Spitting, the Life practitioner tries to tear the veil, only for the way to be closed to him, the fabric of reality unyielding.

“This plane was so thoroughly ruined that its connection to other planes weakened,” Ash says. “And as a result, its veil is tough and pliant–difficult to pierce.”

I can tell that Karanos slows time for what happens next, so we can see. The Life practitioner frantically moves to cut into the centipede and withdraw a series of eggs. No insect’s anatomy would ever have them so close to the exoskeleton. If I had to guess, the Life practitioner stimulated the cells of the centipede to rapidly differentiate into ovum.

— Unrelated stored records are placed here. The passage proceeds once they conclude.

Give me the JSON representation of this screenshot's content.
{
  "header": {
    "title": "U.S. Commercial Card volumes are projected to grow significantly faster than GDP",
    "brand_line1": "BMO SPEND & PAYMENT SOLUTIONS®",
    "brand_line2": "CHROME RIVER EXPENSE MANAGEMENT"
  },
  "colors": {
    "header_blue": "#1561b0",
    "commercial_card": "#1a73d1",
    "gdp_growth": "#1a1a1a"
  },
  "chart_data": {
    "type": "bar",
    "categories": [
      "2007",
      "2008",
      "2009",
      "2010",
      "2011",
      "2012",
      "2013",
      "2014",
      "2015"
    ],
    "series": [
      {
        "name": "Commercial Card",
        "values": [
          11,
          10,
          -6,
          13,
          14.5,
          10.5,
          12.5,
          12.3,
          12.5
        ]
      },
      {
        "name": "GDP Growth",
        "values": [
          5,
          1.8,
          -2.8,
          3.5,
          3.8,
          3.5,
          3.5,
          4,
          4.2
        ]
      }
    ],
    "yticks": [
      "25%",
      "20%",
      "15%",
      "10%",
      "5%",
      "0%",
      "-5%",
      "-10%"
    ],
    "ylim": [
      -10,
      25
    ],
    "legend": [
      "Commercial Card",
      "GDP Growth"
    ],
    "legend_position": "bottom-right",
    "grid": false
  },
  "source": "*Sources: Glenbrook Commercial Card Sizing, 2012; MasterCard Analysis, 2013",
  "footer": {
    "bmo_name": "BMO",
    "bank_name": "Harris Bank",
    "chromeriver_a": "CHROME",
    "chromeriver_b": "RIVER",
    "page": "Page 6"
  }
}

The eggs disappear into a storage ring, then the Life practitioner flies away.

The fire elementalist shoots him with impunity, but without the intent to kill. His fire bolt destroys the entire right side of the Life practitioner, but the man repairs the damage and continues on. The elementalist trails the Life practitioner while raining fire down on him, short pops of energy that melt and ruin different body parts with uncanny precision.

As the Life practitioner flees, he wields his ascendant energy to cut into the veil, trying to find a weakness.

Karanos cuts to the future, showing the battered Life practitioner escaping through a veil vulnerability. The fire elementalist huffs and crosses his arms, then darts into the same tear in the veil, continuing his pursuit.

Then the scene pans back to the centipede corpse, embedded in dark, cooled lava. Part of its chitin begins to twitch. Then, thousands of centipedes emerge and crawl into the ruined world.

The projection fades.

“Vizier’s Crown is inhospitable, even to centipedes. But there is one that has managed to survive, a mutant kept alive by its ability to leech off of the ambient energy of the nether.” He nods to Jeseria, and the woman punches at the sky. A gale of wind cuts through the dark, oppressive clouds, revealing a sky dominated by a coil of violet.

It hits me then–it’s like the violet and green skylights from the nethereal rift in which Euryphel and I took refuge. And the centipede, a mutant able to live off of the energy of the nethereal light...it’s like a riftbeast.

Perhaps it is a riftbeast. I still don’t know how rifts form and develop attachments to mortal worlds, but maybe what Ash was saying is a clue. It’s connection to other planes weakened... and it isn’t a stretch for its connection to Eternity itself to wane, as well.

“For the hunt, you must find the centipede and kill it. The victor wins rights to the centipede’s body. This isn’t as much of a challenge if you’re all allowed to die as many times as you want.” He holds up three fingers. “Three lives. Your mentors will be both arbiters and teachers.” Ash smiles, his fangs glinting in the violet light of the sky coil. “And based on what I’ve seen of your skills, if you intend to kill the centipede with raw strength, you’ll be in for a nasty surprise.”